If you have a larger context where this is causing problems and can share, I'm happy to help brainstorm on different solutions that would help here.

JockLawrie commented 3 years ago

Thanks for responding so quickly, again.

The context is here, where I have a need to identify, train and validate thousands of statistical models. In de/serializing the Model type (defined in src/models.jl), which contains a UUID, I realized I could get more general de/serializing code, though not completely general because my code is a little messy (suggestions welcome!).

In particular, these jsonify/unjsonify functions seem to do the trick for a wide range of structs, including the Model struct defined in this repo. Note that these functions know nothing about the Model type. On the other hand some of my code is not type stable (see below), and uses runtime dispatch.

For the write leg it's just jsonify(x::MyType). The read leg only requires this constructor: MyType(json_string::String) = unjsonify(json_string, MyType). This looks a bit like the StructTypes interface, as does the code at src/serialize.jl, but StructTypes.jl confuses me when dealing with nested data structures.

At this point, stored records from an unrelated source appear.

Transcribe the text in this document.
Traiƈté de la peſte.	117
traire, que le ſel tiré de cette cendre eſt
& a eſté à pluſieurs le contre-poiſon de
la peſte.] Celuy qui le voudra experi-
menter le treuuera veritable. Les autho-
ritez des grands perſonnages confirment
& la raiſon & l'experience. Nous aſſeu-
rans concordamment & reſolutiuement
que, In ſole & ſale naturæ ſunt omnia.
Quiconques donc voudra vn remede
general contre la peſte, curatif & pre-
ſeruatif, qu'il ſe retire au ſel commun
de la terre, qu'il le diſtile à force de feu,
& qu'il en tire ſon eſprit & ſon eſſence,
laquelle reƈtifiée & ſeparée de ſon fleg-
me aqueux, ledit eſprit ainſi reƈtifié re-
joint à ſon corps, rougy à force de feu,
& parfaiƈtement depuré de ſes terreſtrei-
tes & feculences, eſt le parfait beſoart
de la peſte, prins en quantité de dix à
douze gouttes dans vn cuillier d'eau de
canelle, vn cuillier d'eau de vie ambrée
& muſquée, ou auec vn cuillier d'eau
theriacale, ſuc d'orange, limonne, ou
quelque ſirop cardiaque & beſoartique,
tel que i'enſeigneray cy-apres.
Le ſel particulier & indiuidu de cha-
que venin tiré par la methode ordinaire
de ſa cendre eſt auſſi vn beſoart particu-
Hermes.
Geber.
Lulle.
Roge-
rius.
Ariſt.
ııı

Coming back to the UInt128 example, for now I've gone with this:

format_for_json(x::Real) = sizeof(x) > 8 ? string(x) : x  # Serialize. Not type stable but it works.
format_for_T(v::String,  T::Type{<:Real}) = parse(T, v)   # Deserialize

It's fine and I'm happy with it, but any suggestions to make this more elegant/general or to better leverage existing packages would be great.

And thanks for another great data package.

quinnj commented 3 years ago

So JSON3.jl can handle serializing/deserializing UUID automatically, so I dont' think you need to convert it to anything else? Just allow JSON3.write to write it, then call JSON3.read(json, UUID) to read it back in.